Paper Mario – The Thousand-Year Door (2024)
Hab es seit Sonntag durch. Ja, 25 Stunden in nur 4 Tagen ist ne Hausnummer, aber da ich diese Woche wenig Zeit habe, wollte ich das auf jeden Fall vorher durchballern.
Es ist mir nahezu unmöglich, unbiased an dieses Spiel heranzugehen, verbinde ich damit doch ganz explizite Kindheitserinnerungen. Dass ich schon als Kind einige Stellen der deutschen Übersetzung merkwürdig fand, hab ich in diesem Forum schon unzählige Male erzählt. Damit will ich nicht sagen, sie sei schlecht, aber da ich englisch und deutsch in der neuen Version ab und zu vergleichend sehen konnte (meine Schwester spielt es auf deutsch, ich auf englisch), ziehe ich die englische Fassung mittlerweile deutlich vor. Nicht nur wegen des damals vorhandenen und heute endgültig ausgebesserten (Deliberate) Lost in Translation-Teils, sondern weil die englischen Texte deutlich mehr Schärfe haben und mit besseren Wortwitzen daherkommen. Fantastisch geschrieben!

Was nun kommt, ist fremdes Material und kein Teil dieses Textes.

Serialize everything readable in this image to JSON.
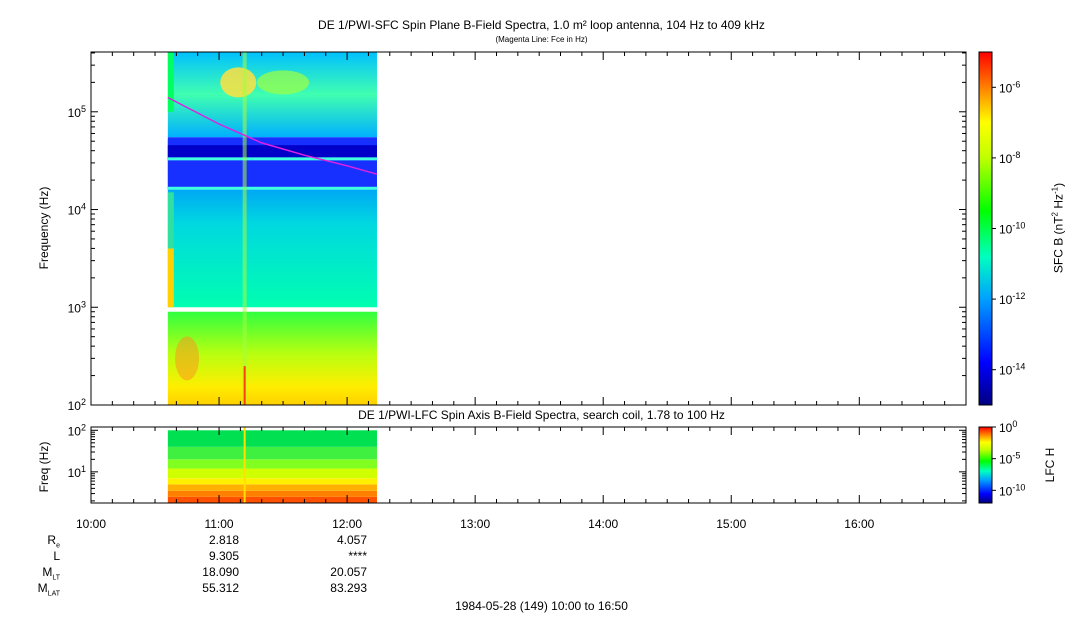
{
  "chart_data": [
    {
      "type": "heatmap",
      "title": "DE 1/PWI-SFC  Spin Plane B-Field Spectra, 1.0 m² loop antenna, 104 Hz to 409 kHz",
      "subtitle": "(Magenta Line: Fce in Hz)",
      "ylabel": "Frequency (Hz)",
      "y_scale": "log",
      "ylim": [
        100,
        409000
      ],
      "y_ticks": [
        {
          "base": "10",
          "exp": "2"
        },
        {
          "base": "10",
          "exp": "3"
        },
        {
          "base": "10",
          "exp": "4"
        },
        {
          "base": "10",
          "exp": "5"
        }
      ],
      "data_time_range": [
        "10:36",
        "12:14"
      ],
      "colorbar": {
        "label_main": "SFC B (nT",
        "label_exp1": "2",
        "label_mid": " Hz",
        "label_exp2": "-1",
        "label_end": ")",
        "scale": "log",
        "range": [
          1e-15,
          1e-05
        ],
        "ticks": [
          {
            "base": "10",
            "exp": "-6"
          },
          {
            "base": "10",
            "exp": "-8"
          },
          {
            "base": "10",
            "exp": "-10"
          },
          {
            "base": "10",
            "exp": "-12"
          },
          {
            "base": "10",
            "exp": "-14"
          }
        ]
      },
      "fce_line": {
        "color": "#e020e0",
        "time": [
          "10:36",
          "11:00",
          "11:20",
          "11:40",
          "12:00",
          "12:14"
        ],
        "freq_hz": [
          140000,
          75000,
          48000,
          36000,
          28000,
          23000
        ]
      }
    },
    {
      "type": "heatmap",
      "title": "DE 1/PWI-LFC  Spin Axis B-Field Spectra, search coil, 1.78 to 100 Hz",
      "ylabel": "Freq (Hz)",
      "y_scale": "log",
      "ylim": [
        1.78,
        120
      ],
      "y_ticks": [
        {
          "base": "10",
          "exp": "1"
        },
        {
          "base": "10",
          "exp": "2"
        }
      ],
      "data_time_range": [
        "10:36",
        "12:14"
      ],
      "colorbar": {
        "label": "LFC H",
        "scale": "log",
        "range": [
          1e-12,
          1
        ],
        "ticks": [
          {
            "base": "10",
            "exp": "0"
          },
          {
            "base": "10",
            "exp": "-5"
          },
          {
            "base": "10",
            "exp": "-10"
          }
        ]
      }
    }
  ],
  "x_axis": {
    "range": [
      "10:00",
      "16:50"
    ],
    "ticks": [
      "10:00",
      "11:00",
      "12:00",
      "13:00",
      "14:00",
      "15:00",
      "16:00"
    ]
  },
  "ephemeris": {
    "rows": [
      {
        "label": "R",
        "sub": "e",
        "values": [
          "2.818",
          "4.057"
        ]
      },
      {
        "label": "L",
        "sub": "",
        "values": [
          "9.305",
          "****"
        ]
      },
      {
        "label": "M",
        "sub": "LT",
        "values": [
          "18.090",
          "20.057"
        ]
      },
      {
        "label": "M",
        "sub": "LAT",
        "values": [
          "55.312",
          "83.293"
        ]
      }
    ]
  },
  "footer": "1984-05-28 (149) 10:00 to 16:50"
}
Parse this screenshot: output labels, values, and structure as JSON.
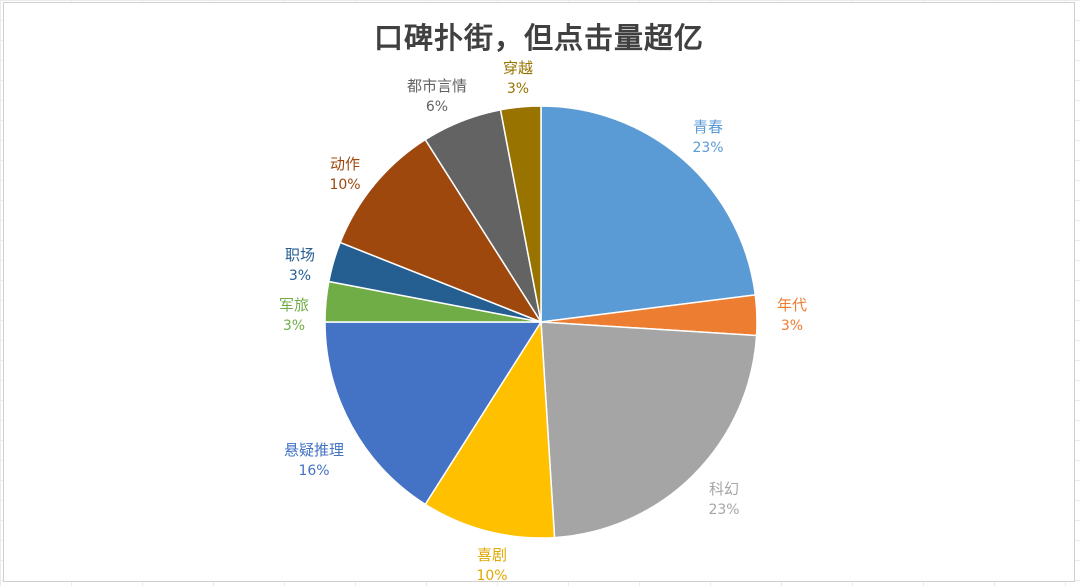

Als erstes springt die Grafik ins Auge. Paper Mario 2 dürfte eines der schönsten Switch-Spiele sein. Ich habe keine Ahnung, ob das alles wirklich überraschend hochaufgelöste Texturen sind und warum jede Oberfläche reflektiert, aber verdammt, sieht das geil aus! Das neue Lighting lässt Innenräume und viele Situationen viel atmosphärischer rüberkommen. Der Haken bei der Sache ist, dass es – im Gegensatz zum Original – nur mit 30FPS läuft, aber daran gewöhnt man sich schon. Es ist ja kein schnelles Action-Spiel. Ein Wermutstropfen …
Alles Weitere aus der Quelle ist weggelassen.